Não há irregularidades ou nulidades a serem corrigidas, tampouco outras questões a serem decididas nesse momento processual
A ação apura supostas irregularidades no contrato firmado com o Instituto Pernambucano de Assistência à Saúde (IPAS) na gestão do Hospital Metropolitano de Várzea Grande, entre 2011 a 2012.
Também respondem a ação o empresário Edmilson Paranhos de Magalhães Filho, representante do Instituto, e o próprio IPAS.
A decisão é assinada pela juíza Celia Regina Vidotti, da Vara Especializada em Ações Coletivas, e foi publicada nesta quinta-feira (12).

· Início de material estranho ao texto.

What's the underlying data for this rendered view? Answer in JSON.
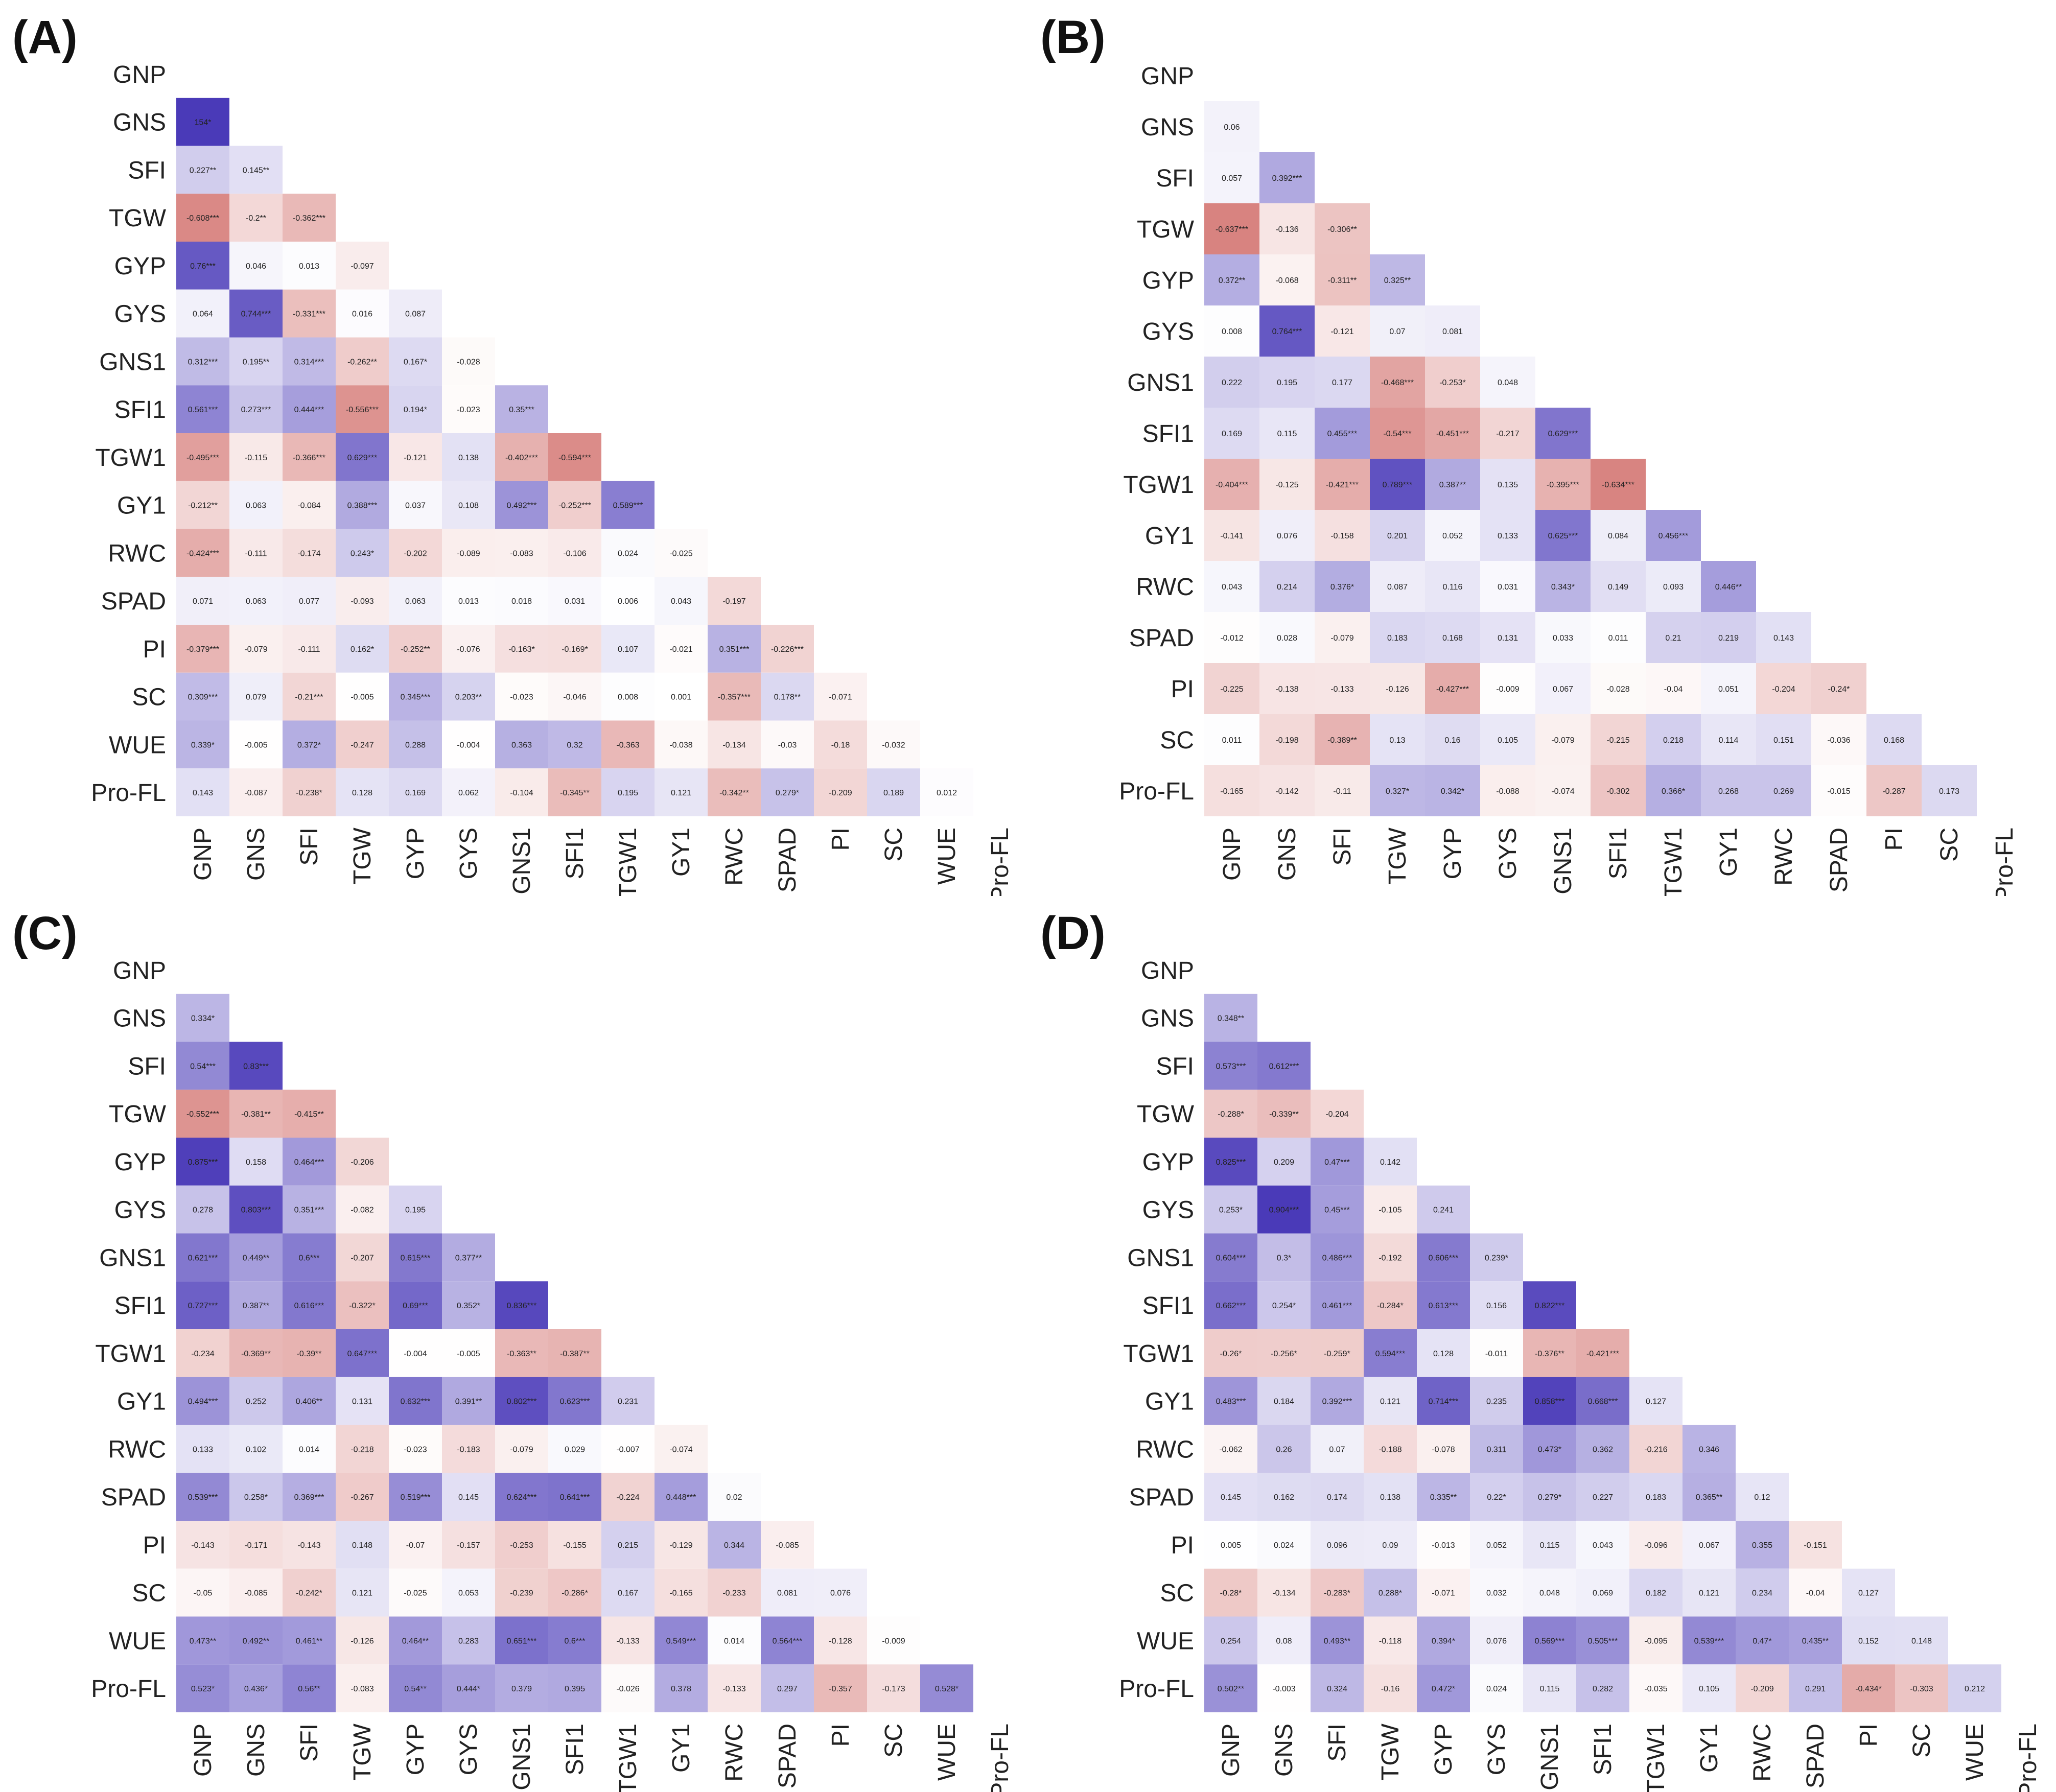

Henry buscava a improcedência da ação afirmando que não teria sido o ordenador de despesas na Secretaria Estadual de Saúde e, por isso, não teria responsabilidade pelos pagamentos ilegais.
Afirmou ainda que os serviços contratados foram executados, inexistindo prejuízo ao erário público.
Na decisão, a juíza apontou que há indícios de conduta dolosa por parte de Henry, consistente na suposta ausência de prestação dos serviços nos três primeiros meses de vigência do contrato de 2011, bem como as metas previstas no contrato estariam em desacordo com o edital e, supostamente, não teriam sido cumpridas integralmente.
Ainda conforme a magistrada, a participação de cada um dos denunciados e as respectivas responsabilidades, bem como se houve efetivo dano ao erário, são questões que deverão ser analisadas durante a instrução processual.
“As partes são legítimas, estão devidamente representadas e munidas de interesse processual. Não há irregularidades ou nulidades a serem corrigidas, tampouco outras questões a serem decididas nesse momento processual”, escreveu a magistrada na decisão.
A ação
Segundo a ação do MPE, o Tribunal de Contas da União (TCU) fiscalizou o contrato no período de outubro de 2011 a fevereiro de 2012 e, teria constatado algumas ilegalidades que causaram danos ao erário no valor de R$ 8.462.000.
As ilegalidades constatadas seria o pagamento das parcelas nos três primeiros meses sem a prestação do serviço, bem como as metas teriam sido cumpridas em quantitativo abaixo do previsto no edital.
Consta nos autos que o contrato de gestão, em tese, estaria em desacordo com o edital, bem como os comprovantes de pagamentos nos três primeiros meses de vigência, os quais, supostamente, não teriam sido prestados os serviços.